İsyan ve Baskı Ortamı
“Herkes isyanda, geçinemiyoruz, müthiş yoksullaştık” diyen Çerkezoğlu, asgari ücretin ilk ayda açlık sınırının altına gerilediğini ve emeklilerin durumunun oldukça vahim olduğunu belirtti. “Bu şartlar, büyük bir isyan biriktiriyor” şeklinde konuştu. 2025’te grev ve eylemlerin artacağını öngören Çerkezoğlu, “Baskı ortamı çok büyük. İktidar, siyasi baskılarla muhalefeti susturmaya çalışıyor” ifadesini kullandı.
TÜSİAD’a Yönelik Soruşturma ve Gözdağı
Çerkezoğlu, TÜSİAD’a yönelik soruşturmaya da değinerek, “Bir gazeteci, sendikacı, milletvekili veya belediye başkanı tutuklandığında o kişi hedef alınır ama asıl mesaj, 85 milyona verilmektedir. İktidar, işverenden siyasetçilere kadar herkesi hedef alan bir baskı politikası yürütüyor. Milyonları açlığa mahkûm eden, demokrasiyi yok eden bu düzenin devam etmesine kimse rıza gösteremez” dedi.
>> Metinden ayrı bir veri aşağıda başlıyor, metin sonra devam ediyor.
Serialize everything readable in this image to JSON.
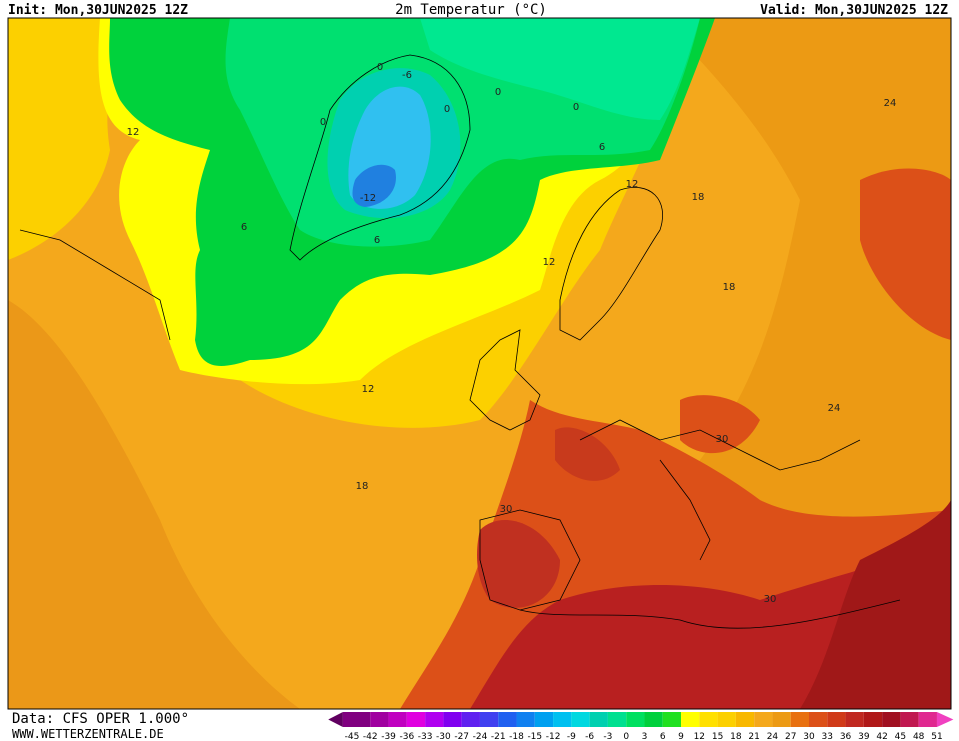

İşçi Sınıfının Değişen Yapısı
“İşçiler sadece mavi yakalılar değil; plazalarda uzun saatler boyunca düşük ücretle çalışan milyonlarca insan var. Herkes işçileşti; hekimler, öğretmenler, avukatlar da bu durumdan etkileniyor” diyen Çerkezoğlu, beyaz yakalıların sendikalaşma oranının son derece düşük olduğunu aktardı. “Emeği ile geçinen herkes sendikalı olmalı” diyen Çerkezoğlu, “Emek olmadan, işçiler örgütlenmeden, ülkenin geleceği ve demokrasisi de olmayacaktır. Cumhuriyet’ten ve halkın egemenliğinden bahsediyorsak, toplumun dörtte üçü ücretlilerdir. Emeğimize ve Cumhuriyet’e sahip çıkmalıyız” şeklinde konuştu.
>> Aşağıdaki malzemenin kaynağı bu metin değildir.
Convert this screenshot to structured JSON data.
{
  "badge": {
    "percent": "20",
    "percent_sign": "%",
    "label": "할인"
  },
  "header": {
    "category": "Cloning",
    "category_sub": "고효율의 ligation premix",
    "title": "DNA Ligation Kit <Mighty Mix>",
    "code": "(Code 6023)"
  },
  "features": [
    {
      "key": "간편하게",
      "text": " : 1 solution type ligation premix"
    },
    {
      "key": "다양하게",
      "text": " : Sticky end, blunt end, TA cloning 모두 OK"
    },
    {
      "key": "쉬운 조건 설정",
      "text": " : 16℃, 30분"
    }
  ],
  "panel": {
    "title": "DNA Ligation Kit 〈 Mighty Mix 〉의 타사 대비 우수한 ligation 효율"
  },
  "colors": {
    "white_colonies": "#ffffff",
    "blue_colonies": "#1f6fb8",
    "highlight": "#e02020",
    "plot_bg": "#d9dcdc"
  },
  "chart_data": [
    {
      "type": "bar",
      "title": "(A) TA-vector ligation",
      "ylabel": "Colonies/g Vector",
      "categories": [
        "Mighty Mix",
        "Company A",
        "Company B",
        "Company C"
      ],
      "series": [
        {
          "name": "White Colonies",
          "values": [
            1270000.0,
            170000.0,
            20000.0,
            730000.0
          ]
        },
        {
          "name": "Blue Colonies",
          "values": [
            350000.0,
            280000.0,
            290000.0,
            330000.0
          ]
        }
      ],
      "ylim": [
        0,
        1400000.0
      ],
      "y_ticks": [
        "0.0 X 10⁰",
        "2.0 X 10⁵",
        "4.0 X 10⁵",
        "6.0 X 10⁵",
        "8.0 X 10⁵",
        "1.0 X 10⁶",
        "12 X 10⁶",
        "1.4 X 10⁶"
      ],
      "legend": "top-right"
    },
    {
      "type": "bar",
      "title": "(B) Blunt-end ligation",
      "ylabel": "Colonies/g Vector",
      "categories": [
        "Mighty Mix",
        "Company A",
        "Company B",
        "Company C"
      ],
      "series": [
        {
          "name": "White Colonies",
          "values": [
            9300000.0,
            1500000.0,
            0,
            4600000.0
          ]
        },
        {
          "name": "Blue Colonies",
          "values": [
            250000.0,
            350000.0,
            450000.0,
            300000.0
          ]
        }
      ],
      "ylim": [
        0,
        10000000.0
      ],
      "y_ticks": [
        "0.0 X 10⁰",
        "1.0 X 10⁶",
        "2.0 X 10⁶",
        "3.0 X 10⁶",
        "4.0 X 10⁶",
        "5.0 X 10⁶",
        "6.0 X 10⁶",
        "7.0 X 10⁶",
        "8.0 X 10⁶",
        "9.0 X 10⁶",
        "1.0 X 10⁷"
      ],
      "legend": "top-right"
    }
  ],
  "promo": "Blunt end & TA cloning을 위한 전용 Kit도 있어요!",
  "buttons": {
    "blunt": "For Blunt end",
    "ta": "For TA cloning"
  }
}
Emeklilerin Durumu ve Alım Gücü
Emeklilerin bayram ikramiyesine ilişkin değerlendirmelerde bulunan Çerkezoğlu, “Bayram ikramiyesi 2018’de 1.000 liraydı, o dönemde asgari ücret 1.603 liraydı ve ikramiye, asgari ücretin yüzde 62.4’üne tekabül ediyordu. Şimdi emeklinin ikramiyesi 4.000 lira ve bu, asgari ücretin sadece yüzde 18.1’ine denk geliyor. Eğer 2018’deki oran korunmuş olsaydı, ikramiyenin 13.793 lira olması gerekirdi. Ancak sadece 1.000 lira artış yapıldı. Bu, ne işe yarar? Markete gittiğinizde temel ihtiyaçlarınızı bile karşılayamazsınız. 1 kilogram baklava bile 1.000 lirayı geçti” dedi.
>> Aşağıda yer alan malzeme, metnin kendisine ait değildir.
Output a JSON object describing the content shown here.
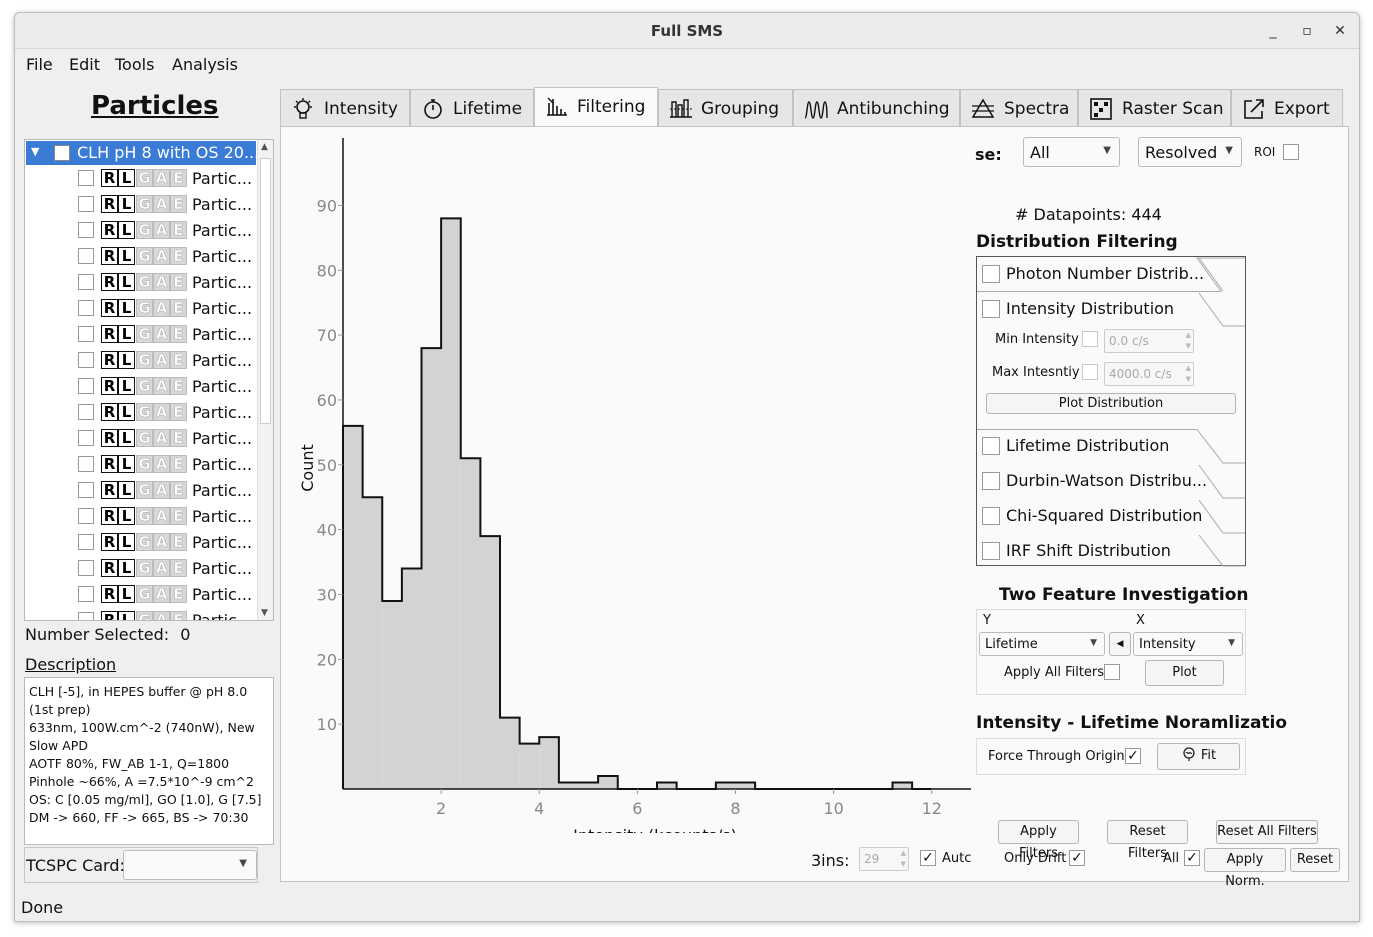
{
  "window": {
    "title": "Full SMS",
    "minimize": "_",
    "maximize": "▫",
    "close": "✕"
  },
  "menu": [
    "File",
    "Edit",
    "Tools",
    "Analysis"
  ],
  "particles_title": "Particles",
  "tree": {
    "root_label": "CLH pH 8 with OS 20...",
    "row_letters": [
      "R",
      "L",
      "G",
      "A",
      "E"
    ],
    "rows": [
      "Partic...",
      "Partic...",
      "Partic...",
      "Partic...",
      "Partic...",
      "Partic...",
      "Partic...",
      "Partic...",
      "Partic...",
      "Partic...",
      "Partic...",
      "Partic...",
      "Partic...",
      "Partic...",
      "Partic...",
      "Partic...",
      "Partic...",
      "Partic..."
    ]
  },
  "number_selected": {
    "label": "Number Selected:",
    "value": "0"
  },
  "description": {
    "label": "Description",
    "text": "CLH [-5], in HEPES buffer @ pH 8.0 (1st prep)\n633nm, 100W.cm^-2 (740nW), New Slow APD\nAOTF 80%, FW_AB 1-1, Q=1800\nPinhole ~66%, A =7.5*10^-9 cm^2\nOS: C [0.05 mg/ml], GO [1.0], G [7.5]\nDM -> 660, FF -> 665, BS -> 70:30"
  },
  "tcspc": {
    "label": "TCSPC Card:",
    "value": ""
  },
  "status": "Done",
  "tabs": [
    {
      "label": "Intensity",
      "icon": "lightbulb-icon"
    },
    {
      "label": "Lifetime",
      "icon": "stopwatch-icon"
    },
    {
      "label": "Filtering",
      "icon": "filter-icon"
    },
    {
      "label": "Grouping",
      "icon": "grouping-icon"
    },
    {
      "label": "Antibunching",
      "icon": "antibunching-icon"
    },
    {
      "label": "Spectra",
      "icon": "spectra-icon"
    },
    {
      "label": "Raster Scan",
      "icon": "raster-scan-icon"
    },
    {
      "label": "Export",
      "icon": "export-icon"
    }
  ],
  "filtering": {
    "use_label": "se:",
    "use_value": "All",
    "resolved_value": "Resolved",
    "roi_label": "ROI",
    "datapoints": "# Datapoints: 444",
    "dist_heading": "Distribution Filtering",
    "dist_items": [
      "Photon Number Distrib...",
      "Intensity Distribution",
      "Lifetime Distribution",
      "Durbin-Watson Distribu...",
      "Chi-Squared Distribution",
      "IRF Shift Distribution"
    ],
    "min_intensity_label": "Min Intensity",
    "min_intensity_value": "0.0 c/s",
    "max_intensity_label": "Max Intesntiy",
    "max_intensity_value": "4000.0 c/s",
    "plot_distribution": "Plot Distribution",
    "tfi_heading": "Two Feature Investigation",
    "y_label": "Y",
    "x_label": "X",
    "y_value": "Lifetime",
    "x_value": "Intensity",
    "apply_all_filters": "Apply All Filters",
    "plot_button": "Plot",
    "norm_heading": "Intensity - Lifetime Noramlizatio",
    "force_origin": "Force Through Origin",
    "force_origin_check": "✓",
    "fit_button": "Fit",
    "bins_label": "3ins:",
    "bins_value": "29",
    "auto_label": "Autc",
    "auto_check": "✓",
    "apply_filters": "Apply Filters",
    "reset_filters": "Reset Filters",
    "reset_all_filters": "Reset All Filters",
    "only_drift": "Only Drift",
    "only_drift_check": "✓",
    "all_label": "All",
    "all_check": "✓",
    "apply_norm": "Apply Norm.",
    "reset": "Reset"
  },
  "chart_data": {
    "type": "bar",
    "xlabel": "Intensity (kcounts/s)",
    "ylabel": "Count",
    "xlim": [
      0,
      12.8
    ],
    "ylim": [
      0,
      95
    ],
    "xticks": [
      2,
      4,
      6,
      8,
      10,
      12
    ],
    "yticks": [
      10,
      20,
      30,
      40,
      50,
      60,
      70,
      80,
      90
    ],
    "bin_edges": [
      0,
      0.4,
      0.8,
      1.2,
      1.6,
      2.0,
      2.4,
      2.8,
      3.2,
      3.6,
      4.0,
      4.4,
      4.8,
      5.2,
      5.6,
      6.0,
      6.4,
      6.8,
      7.2,
      7.6,
      8.0,
      8.4,
      8.8,
      9.2,
      9.6,
      10.0,
      10.4,
      10.8,
      11.2,
      11.6,
      12.0
    ],
    "values": [
      56,
      45,
      29,
      34,
      68,
      88,
      51,
      39,
      11,
      7,
      8,
      1,
      1,
      2,
      0,
      0,
      1,
      0,
      0,
      1,
      1,
      0,
      0,
      0,
      0,
      0,
      0,
      0,
      1,
      0
    ],
    "fill_color": "#d3d3d3",
    "line_color": "#111111"
  }
}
Özelleştirme Politikaları ve Hak Kaybı
Özelleştirme politikalarına da değinen DİSK Başkanı, “Özelleştirme uygulamaları, genellikle Turgut Özal dönemi ile hatırlansa da, Türkiye Cumhuriyeti tarihinin tüm birikimlerinin haraç mezat satıldığı özelleştirmelerin büyük kısmı AKP döneminde gerçekleşti. Bu durum, bir yandan tüm birikimlerin sermayeye aktarılması anlamına gelirken, diğer yandan çalışanlar ve emekçiler açısından büyük hak kayıplarına yol açtı” açıklamasında bulundu.
Demokrasi ve Emek Arasındaki Bağ
“Başkanlık sistemi ile hukukun üstünlüğü ve demokrasinin tüm kırıntıları yok edilmeye çalışıldı” diyen Çerkezoğlu, “Demokrasi, işçinin ekmeğidir. Demokrasi ile ekmek arasında o kadar güçlü bir ilişki var ki, milli gelirden emeğin aldığı payın seyrinde bunu görüyoruz. Emeğin milli gelirden aldığı pay yüzde 40’lardan yüzde 24-25’lere düştü. Bu noktada iki büyük kırılma var: biri 12 Eylül 1980 darbesi, diğeri de 2018’deki başkanlık sistemine geçiş. Biz, hem emek hem de demokrasi mücadelesi veriyoruz” şeklinde belirtti. Çerkezoğlu, ayrıca 2025’i “örgütlenme yılı” ilan ettiklerini duyurdu.